You have selected a suitable camp for your child. Now what? It's time to prepare your child for camp in order to help create a positive experience.
Your child will probably have questions and concerns about camp. "What if I don't like the food... What if I have to go to the bathroom at night...What if I get homesick?" Listen to your child and answer the questions simply and honestly. You may need to call the camp director for some answers. If the issue of homesickness is raised, reassure your child that many children feel homesick at times, but the feeling will pass. Tell your child to share this problem and any other problems with counselors who are there to help.
If your child is going to camp with a friend, discuss the importance of making new friends and not feeling dependent on one friend. If your child does not have any contacts, consider the possibility of meeting another new camper briefly so that both children will know a familiar face at camp.
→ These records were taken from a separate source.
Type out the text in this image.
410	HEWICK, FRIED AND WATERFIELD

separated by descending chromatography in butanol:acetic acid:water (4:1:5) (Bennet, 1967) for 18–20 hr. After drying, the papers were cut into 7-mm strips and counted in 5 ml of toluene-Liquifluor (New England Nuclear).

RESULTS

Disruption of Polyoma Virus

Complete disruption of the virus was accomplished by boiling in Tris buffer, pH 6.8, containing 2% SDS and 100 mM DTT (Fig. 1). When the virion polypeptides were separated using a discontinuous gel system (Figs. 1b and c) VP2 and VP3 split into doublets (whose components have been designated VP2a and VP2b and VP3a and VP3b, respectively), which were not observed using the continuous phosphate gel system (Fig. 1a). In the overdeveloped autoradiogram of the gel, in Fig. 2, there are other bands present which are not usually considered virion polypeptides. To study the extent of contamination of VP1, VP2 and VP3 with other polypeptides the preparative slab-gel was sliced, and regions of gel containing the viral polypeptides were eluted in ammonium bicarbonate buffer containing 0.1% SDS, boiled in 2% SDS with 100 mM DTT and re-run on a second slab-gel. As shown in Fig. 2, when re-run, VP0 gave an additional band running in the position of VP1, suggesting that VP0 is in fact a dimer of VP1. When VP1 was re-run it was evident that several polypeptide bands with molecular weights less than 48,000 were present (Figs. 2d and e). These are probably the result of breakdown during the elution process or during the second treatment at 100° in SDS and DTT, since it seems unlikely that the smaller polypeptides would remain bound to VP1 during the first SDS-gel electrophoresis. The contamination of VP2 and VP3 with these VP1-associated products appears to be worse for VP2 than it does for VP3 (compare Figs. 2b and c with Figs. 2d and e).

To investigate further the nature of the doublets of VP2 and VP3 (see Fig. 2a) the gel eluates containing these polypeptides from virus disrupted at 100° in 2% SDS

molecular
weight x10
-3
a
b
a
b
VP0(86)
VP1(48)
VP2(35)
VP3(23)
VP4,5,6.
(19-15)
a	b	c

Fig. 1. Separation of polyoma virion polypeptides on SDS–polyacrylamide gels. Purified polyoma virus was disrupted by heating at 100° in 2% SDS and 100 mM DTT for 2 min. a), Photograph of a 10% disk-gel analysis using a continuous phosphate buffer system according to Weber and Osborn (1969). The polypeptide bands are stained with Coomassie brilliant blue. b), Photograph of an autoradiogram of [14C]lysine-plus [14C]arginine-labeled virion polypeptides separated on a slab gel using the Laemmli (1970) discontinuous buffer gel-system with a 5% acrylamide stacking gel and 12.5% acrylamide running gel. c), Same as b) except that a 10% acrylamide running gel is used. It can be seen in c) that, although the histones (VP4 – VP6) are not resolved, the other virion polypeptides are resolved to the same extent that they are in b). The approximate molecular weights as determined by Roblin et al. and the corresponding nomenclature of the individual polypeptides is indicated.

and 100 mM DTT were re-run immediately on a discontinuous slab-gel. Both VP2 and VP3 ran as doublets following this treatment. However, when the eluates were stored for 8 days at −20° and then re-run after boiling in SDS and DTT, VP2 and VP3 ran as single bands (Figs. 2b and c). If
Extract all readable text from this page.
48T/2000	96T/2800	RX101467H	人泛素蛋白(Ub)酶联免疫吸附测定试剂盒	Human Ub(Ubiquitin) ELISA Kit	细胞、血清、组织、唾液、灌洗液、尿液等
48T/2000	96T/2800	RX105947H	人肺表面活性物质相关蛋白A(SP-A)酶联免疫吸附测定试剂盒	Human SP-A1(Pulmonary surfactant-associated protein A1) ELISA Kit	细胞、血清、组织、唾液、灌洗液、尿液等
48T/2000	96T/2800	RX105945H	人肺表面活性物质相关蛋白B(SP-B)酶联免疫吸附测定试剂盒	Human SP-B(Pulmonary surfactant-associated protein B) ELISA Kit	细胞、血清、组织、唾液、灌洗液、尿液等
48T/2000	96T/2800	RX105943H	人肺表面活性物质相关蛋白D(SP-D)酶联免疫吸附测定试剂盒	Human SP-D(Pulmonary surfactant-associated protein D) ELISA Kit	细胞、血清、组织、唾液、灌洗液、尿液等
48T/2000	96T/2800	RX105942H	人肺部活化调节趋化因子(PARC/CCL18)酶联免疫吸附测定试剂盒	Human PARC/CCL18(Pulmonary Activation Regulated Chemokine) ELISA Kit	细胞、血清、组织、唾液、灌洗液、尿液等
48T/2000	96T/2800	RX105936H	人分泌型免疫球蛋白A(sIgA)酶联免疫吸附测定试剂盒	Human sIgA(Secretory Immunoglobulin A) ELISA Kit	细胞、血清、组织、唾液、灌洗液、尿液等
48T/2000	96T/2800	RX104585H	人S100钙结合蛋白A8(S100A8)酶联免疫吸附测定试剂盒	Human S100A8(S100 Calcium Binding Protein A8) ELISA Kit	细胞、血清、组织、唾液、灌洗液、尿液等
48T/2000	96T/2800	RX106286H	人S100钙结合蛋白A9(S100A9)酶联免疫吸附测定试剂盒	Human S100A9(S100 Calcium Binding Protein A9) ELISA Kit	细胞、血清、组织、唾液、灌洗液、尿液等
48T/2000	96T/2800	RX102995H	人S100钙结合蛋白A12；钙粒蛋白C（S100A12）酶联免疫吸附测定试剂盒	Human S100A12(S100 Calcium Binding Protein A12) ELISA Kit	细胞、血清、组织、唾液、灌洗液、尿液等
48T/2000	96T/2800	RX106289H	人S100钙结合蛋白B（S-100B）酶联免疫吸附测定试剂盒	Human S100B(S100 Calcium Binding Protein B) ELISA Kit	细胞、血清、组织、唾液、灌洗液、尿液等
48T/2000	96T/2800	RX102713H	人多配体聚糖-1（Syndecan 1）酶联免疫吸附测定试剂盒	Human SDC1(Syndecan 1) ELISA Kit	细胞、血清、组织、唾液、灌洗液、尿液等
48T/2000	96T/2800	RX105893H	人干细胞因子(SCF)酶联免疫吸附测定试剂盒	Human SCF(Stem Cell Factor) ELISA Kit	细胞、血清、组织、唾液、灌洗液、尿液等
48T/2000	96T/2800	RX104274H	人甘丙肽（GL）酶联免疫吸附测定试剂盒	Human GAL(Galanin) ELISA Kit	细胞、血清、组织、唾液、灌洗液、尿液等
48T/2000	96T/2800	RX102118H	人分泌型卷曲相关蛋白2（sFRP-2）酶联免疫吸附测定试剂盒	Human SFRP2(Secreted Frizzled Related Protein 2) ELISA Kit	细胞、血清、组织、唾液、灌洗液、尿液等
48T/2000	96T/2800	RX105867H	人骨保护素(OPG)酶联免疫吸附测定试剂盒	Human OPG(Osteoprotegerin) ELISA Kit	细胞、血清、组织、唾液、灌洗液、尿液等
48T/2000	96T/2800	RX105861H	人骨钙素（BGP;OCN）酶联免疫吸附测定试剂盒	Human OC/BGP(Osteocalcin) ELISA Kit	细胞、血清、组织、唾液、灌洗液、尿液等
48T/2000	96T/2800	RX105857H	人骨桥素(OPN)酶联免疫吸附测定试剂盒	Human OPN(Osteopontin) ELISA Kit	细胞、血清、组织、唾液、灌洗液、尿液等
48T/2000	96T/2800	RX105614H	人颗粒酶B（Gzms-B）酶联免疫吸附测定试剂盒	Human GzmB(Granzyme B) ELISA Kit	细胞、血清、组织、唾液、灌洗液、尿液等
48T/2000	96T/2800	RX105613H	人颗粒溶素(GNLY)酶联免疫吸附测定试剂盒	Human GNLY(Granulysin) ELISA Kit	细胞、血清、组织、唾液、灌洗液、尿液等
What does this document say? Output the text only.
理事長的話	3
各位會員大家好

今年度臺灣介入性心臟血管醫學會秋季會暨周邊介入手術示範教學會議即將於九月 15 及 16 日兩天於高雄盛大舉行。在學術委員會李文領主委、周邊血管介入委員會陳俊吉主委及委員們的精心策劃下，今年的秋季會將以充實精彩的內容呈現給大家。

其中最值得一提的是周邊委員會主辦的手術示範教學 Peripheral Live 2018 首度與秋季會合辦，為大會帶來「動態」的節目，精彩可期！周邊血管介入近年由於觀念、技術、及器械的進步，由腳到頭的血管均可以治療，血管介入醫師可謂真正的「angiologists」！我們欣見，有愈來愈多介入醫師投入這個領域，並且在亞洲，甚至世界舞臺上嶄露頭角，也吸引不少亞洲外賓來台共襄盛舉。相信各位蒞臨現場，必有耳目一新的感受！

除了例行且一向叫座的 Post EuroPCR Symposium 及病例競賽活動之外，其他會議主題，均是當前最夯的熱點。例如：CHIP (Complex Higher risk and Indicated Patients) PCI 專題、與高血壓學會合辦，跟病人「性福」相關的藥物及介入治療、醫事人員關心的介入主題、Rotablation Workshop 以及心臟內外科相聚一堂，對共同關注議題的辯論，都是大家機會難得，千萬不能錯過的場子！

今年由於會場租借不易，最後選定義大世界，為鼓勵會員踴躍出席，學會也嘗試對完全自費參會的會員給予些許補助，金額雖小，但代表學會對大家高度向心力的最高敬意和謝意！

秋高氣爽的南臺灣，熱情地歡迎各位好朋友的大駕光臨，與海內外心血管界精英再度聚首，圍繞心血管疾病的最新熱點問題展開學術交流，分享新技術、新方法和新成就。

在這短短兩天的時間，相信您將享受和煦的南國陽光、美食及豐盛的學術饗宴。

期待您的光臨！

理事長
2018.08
You will be getting a suggested list of clothing and equipment from the camp. This list was thoughtfully prepared. Do not send extras. Your child will probably wear favorite things over and over. Do not send anything that you could not bear getting back in less than excellent condition. The easiest way to shop is to go to a camp outfitter which provides a full service including sewing in name tapes and ordering camp uniforms.
You may have the option of taking your child to camp of having him go on a camp bus. Keep in mind that acquaintances are made and friendships begun on a camp bus.
Letters are important. Write often. Ask questions about camp but don't expect to get specific answers or long detailed letters telling you how wonderful it is at camp. Relay family news. Do not focus on missing your child. You may get a letter that sounds like this: "I hate camp. The kids are mean and the food is terrible." Do not become overly alarmed. Call a close friend who has a child at camp who will listen, commiserate and be supportive. By the time you've received he letter, chances are the upset is history and your child is having a ball. If, however, you continue to receive letters which indicate unhappiness, call the camp director to discuss the situation.
You may get lots of "I want, I need, I must have..." letters. I spent everyday of my child's first summer at camp buying things and going to the post office. I overdid it. It's nice to send a surprise package once in a while. Check camp policy of food.
Each camp has its own telephone policy. Too often, calls can do more harm than good. A child can become too engaged and have difficulty separating. Keep phone calls short.
Some camps have specific visiting days or weekends; others have open visitations which means parents can visit whenever they want. Enjoy your visit without overextending your stay which may result in difficulty in separating.
If you plan to travel, do not talk too enthusiastically about your trip. Your child might feel left out. Also, give your itinerary to the director in case you need to be reached.
If you follow all these instructions to the letter, your child will still have at least one gripe; too few packages or not the right kind; letters are too long or short; too many blue tee shirts and not enough whites; you didn't say you missed me enough or you miss me too much. Whatever went wrong, you'll have another chance next year at being a better camp parent.